The seasonal variation of predictive skill is consistent with the monthly average Threat Scores determined by Olson et al. at the HPC. The data in this study set clearly indicates that more skill exists in the winter months than the summer months. This does not come as too much of a surprise, considering that many more events in the winter are synoptic-scale rather than mesoscale. Therefore, the best skill seems to be in the forecasting of synoptic-scale events, rather than mesoscale events. The least skill is indicated in the smallest QPF category of 0.25 in, while the most skill is indicated in the 0.50-in category. However, the 1.0 and 2.0-in categories are not too far from the 0.50 in skill level.

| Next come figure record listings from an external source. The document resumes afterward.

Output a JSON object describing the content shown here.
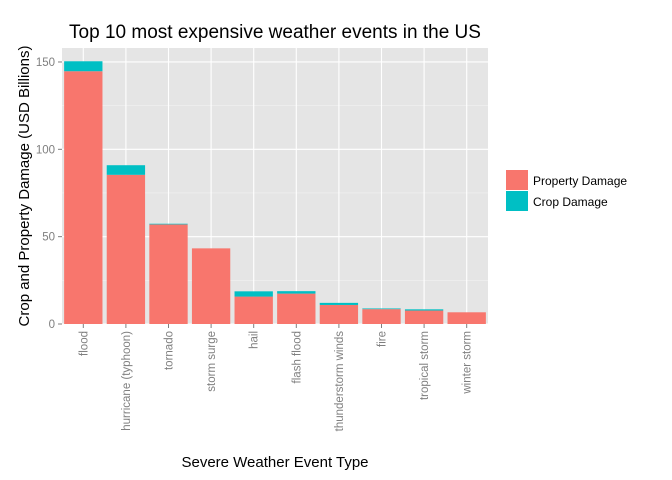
{
  "chart_data": {
    "type": "bar",
    "stacked": true,
    "title": "Top 10 most expensive weather events in the US",
    "xlabel": "Severe Weather Event Type",
    "ylabel": "Crop and Property Damage (USD Billions)",
    "ylim": [
      0,
      158
    ],
    "yticks": [
      0,
      50,
      100,
      150
    ],
    "grid": true,
    "legend_position": "right",
    "categories": [
      "flood",
      "hurricane (typhoon)",
      "tornado",
      "storm surge",
      "hail",
      "flash flood",
      "thunderstorm winds",
      "fire",
      "tropical storm",
      "winter storm"
    ],
    "series": [
      {
        "name": "Property Damage",
        "color": "#F8766D",
        "values": [
          144.7,
          85.4,
          57.0,
          43.3,
          15.7,
          17.4,
          10.9,
          8.5,
          7.7,
          6.7
        ]
      },
      {
        "name": "Crop Damage",
        "color": "#00BFC4",
        "values": [
          5.7,
          5.5,
          0.4,
          0.0,
          3.0,
          1.4,
          1.2,
          0.4,
          0.7,
          0.0
        ]
      }
    ],
    "panel_background": "#E5E5E5",
    "gridline_color": "#FFFFFF"
  }
}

Overall, the QPFs from the HPC forecasters are 32 percent accurate, with a tolerance of 10 percent, or nearly one out of three forecasts are correct. While this may not seem to be a high success rate, an analogy could be used to baseball. If a batter consistently had an average of .320 to .330, he or she would probably end up in the hall of fame.

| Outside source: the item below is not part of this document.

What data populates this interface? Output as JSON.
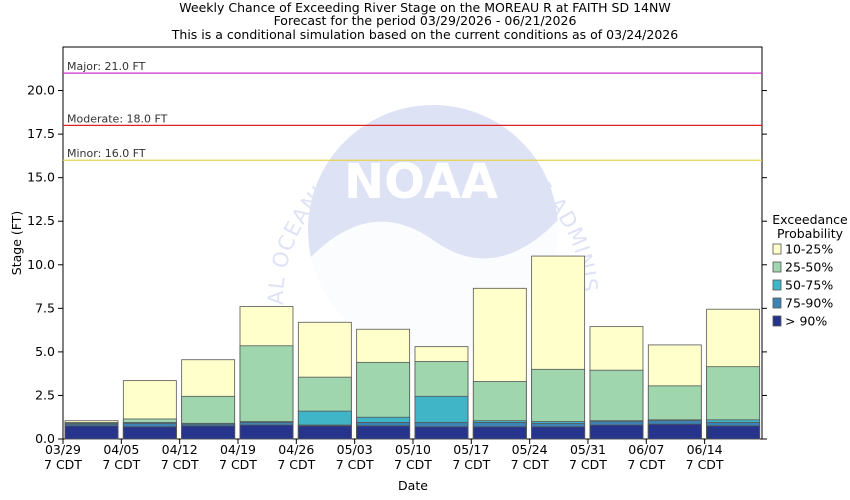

A close study of the 0.50 to 2.0-in forecasts reveals that most errors were due to location or placement of the QPFs. To a lesser extent, errors were due to timing. When the heavier QPFs were a "miss," the heavier rains usually fell to the east or northeast of the Dallas-Fort Worth Metroplex. When timing was in error, the forecasts were usually too fast, as the data reveals that often the events occurred the next day.

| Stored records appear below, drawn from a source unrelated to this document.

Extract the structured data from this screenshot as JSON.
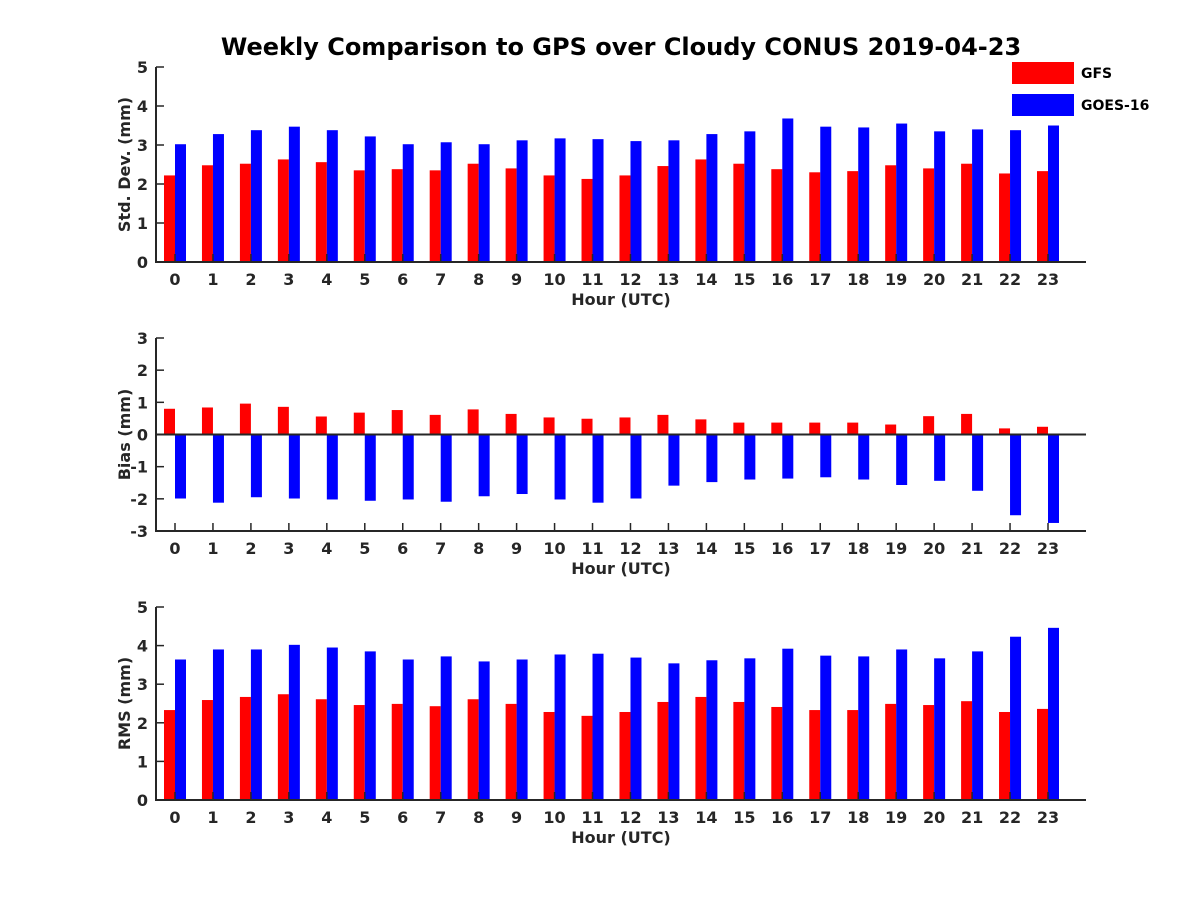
{
  "figure": {
    "title": "Weekly Comparison to GPS over Cloudy CONUS 2019-04-23"
  },
  "legend": {
    "placement": "top-right",
    "entries": [
      {
        "name": "GFS",
        "color": "#ff0000"
      },
      {
        "name": "GOES-16",
        "color": "#0000ff"
      }
    ]
  },
  "chart_data": [
    {
      "type": "bar",
      "xlabel": "Hour (UTC)",
      "ylabel": "Std. Dev. (mm)",
      "ylim": [
        0,
        5
      ],
      "yticks": [
        0,
        1,
        2,
        3,
        4,
        5
      ],
      "categories": [
        "0",
        "1",
        "2",
        "3",
        "4",
        "5",
        "6",
        "7",
        "8",
        "9",
        "10",
        "11",
        "12",
        "13",
        "14",
        "15",
        "16",
        "17",
        "18",
        "19",
        "20",
        "21",
        "22",
        "23"
      ],
      "series": [
        {
          "name": "GFS",
          "color": "#ff0000",
          "values": [
            2.22,
            2.48,
            2.52,
            2.63,
            2.56,
            2.35,
            2.38,
            2.35,
            2.52,
            2.4,
            2.22,
            2.13,
            2.22,
            2.46,
            2.63,
            2.52,
            2.38,
            2.3,
            2.33,
            2.48,
            2.4,
            2.52,
            2.27,
            2.33
          ]
        },
        {
          "name": "GOES-16",
          "color": "#0000ff",
          "values": [
            3.02,
            3.28,
            3.38,
            3.47,
            3.38,
            3.22,
            3.02,
            3.07,
            3.02,
            3.12,
            3.17,
            3.15,
            3.1,
            3.12,
            3.28,
            3.35,
            3.68,
            3.47,
            3.45,
            3.55,
            3.35,
            3.4,
            3.38,
            3.5
          ]
        }
      ]
    },
    {
      "type": "bar",
      "xlabel": "Hour (UTC)",
      "ylabel": "Bias (mm)",
      "ylim": [
        -3,
        3
      ],
      "yticks": [
        -3,
        -2,
        -1,
        0,
        1,
        2,
        3
      ],
      "zero_line": true,
      "categories": [
        "0",
        "1",
        "2",
        "3",
        "4",
        "5",
        "6",
        "7",
        "8",
        "9",
        "10",
        "11",
        "12",
        "13",
        "14",
        "15",
        "16",
        "17",
        "18",
        "19",
        "20",
        "21",
        "22",
        "23"
      ],
      "series": [
        {
          "name": "GFS",
          "color": "#ff0000",
          "values": [
            0.8,
            0.84,
            0.96,
            0.86,
            0.56,
            0.68,
            0.76,
            0.61,
            0.78,
            0.64,
            0.53,
            0.49,
            0.53,
            0.61,
            0.47,
            0.37,
            0.37,
            0.37,
            0.37,
            0.31,
            0.57,
            0.64,
            0.19,
            0.24
          ]
        },
        {
          "name": "GOES-16",
          "color": "#0000ff",
          "values": [
            -1.99,
            -2.12,
            -1.95,
            -1.99,
            -2.02,
            -2.06,
            -2.02,
            -2.09,
            -1.92,
            -1.85,
            -2.02,
            -2.12,
            -1.99,
            -1.59,
            -1.48,
            -1.4,
            -1.37,
            -1.33,
            -1.4,
            -1.57,
            -1.44,
            -1.75,
            -2.51,
            -2.75
          ]
        }
      ]
    },
    {
      "type": "bar",
      "xlabel": "Hour (UTC)",
      "ylabel": "RMS (mm)",
      "ylim": [
        0,
        5
      ],
      "yticks": [
        0,
        1,
        2,
        3,
        4,
        5
      ],
      "categories": [
        "0",
        "1",
        "2",
        "3",
        "4",
        "5",
        "6",
        "7",
        "8",
        "9",
        "10",
        "11",
        "12",
        "13",
        "14",
        "15",
        "16",
        "17",
        "18",
        "19",
        "20",
        "21",
        "22",
        "23"
      ],
      "series": [
        {
          "name": "GFS",
          "color": "#ff0000",
          "values": [
            2.33,
            2.59,
            2.67,
            2.74,
            2.61,
            2.46,
            2.49,
            2.43,
            2.61,
            2.49,
            2.28,
            2.18,
            2.28,
            2.54,
            2.67,
            2.54,
            2.41,
            2.33,
            2.33,
            2.49,
            2.46,
            2.56,
            2.28,
            2.36
          ]
        },
        {
          "name": "GOES-16",
          "color": "#0000ff",
          "values": [
            3.64,
            3.9,
            3.9,
            4.02,
            3.95,
            3.85,
            3.64,
            3.72,
            3.59,
            3.64,
            3.77,
            3.79,
            3.69,
            3.54,
            3.62,
            3.67,
            3.92,
            3.74,
            3.72,
            3.9,
            3.67,
            3.85,
            4.23,
            4.46
          ]
        }
      ]
    }
  ]
}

An example of timing, spatial, and quantity errors is illustrated in Fig. 7. The observed MAP for the Dallas-Fort Worth Metroplex for this forecast period was 0.73 in, while the forecast was for an MAP of 2.0 in. From approximately 0000 UTC on June 1 through 0000 UTC on June 2, several locations over Northeast and East Texas received from 2 to 3 in of rain. While MAPs were not computed for Northeast or East Texas, the 2.0-in isohyet on the 94Q product looks very reasonable for that area. The 2.0-in isohyet was too far west, resulting in an overforecast for the verification domain, the forecast was approximately 12 hr fast (or out of phase), and the heavier rains fell to the east and northeast of the Dallas-Fort Worth area.

With these results in mind, could one use the 94Q product to develop local refined 24-hr QPFs, or also as a guide to locally developed incremental 6-hr QPF values? The answer to this is no, not directly. However, it is a good starting point. Much fine tuning of the 94Q forecast would be required to address such items as local terrain effects, timing of the event, and other factors.

Local QPF studies such as this one, should be done at most (if not all) WFOs and RFCs. Forecasters at the WFOs and the HAS forecasters would then know most of the strengths and limitations of the 94Q product and base their QPF forecasts accordingly. Without the local verification studies, one really has no idea how skillful or reliable the 94Q product is in his or her verification domain.

Local studies could also be done on the QPFs that are generated by the models. This could also enhance one's ability to develop local QPFs. Likewise, climatological studies would also help. Other tools, such as Neural Networks, may also greatly help in the production of locally generated QPFs. There is a solid starting point or foundation in the 94Q product. We should strive to improve upon it by increasing our local skill level. This study, for the area in question, indicates the opportunity and possibility of 24-hr QPF improvements in excess of 60 percent.


Many thanks to Wes Junker, Bruce Terry, and Sondra Young, Senior Branch Forecasters at the HPC, for their motivation and support in this study. Special thanks to Chris Bovitz, Hydrologic Forecaster at the WGRFC, who provided valuable graphics assistance.


Hall, T., 1996: Brainmaker, A New Approach to Quantitative and Probability of Precipitation Forecasting. Southern Region Topics, SR/HSD 96-2.

Olson, David A., Junker, Norman W., Korty, B., 1995: Evaluation of 33 Years of Quantitative Precipitation Forecasting at the NMC. Weather and Forecasting, 10, No.3, 498-511.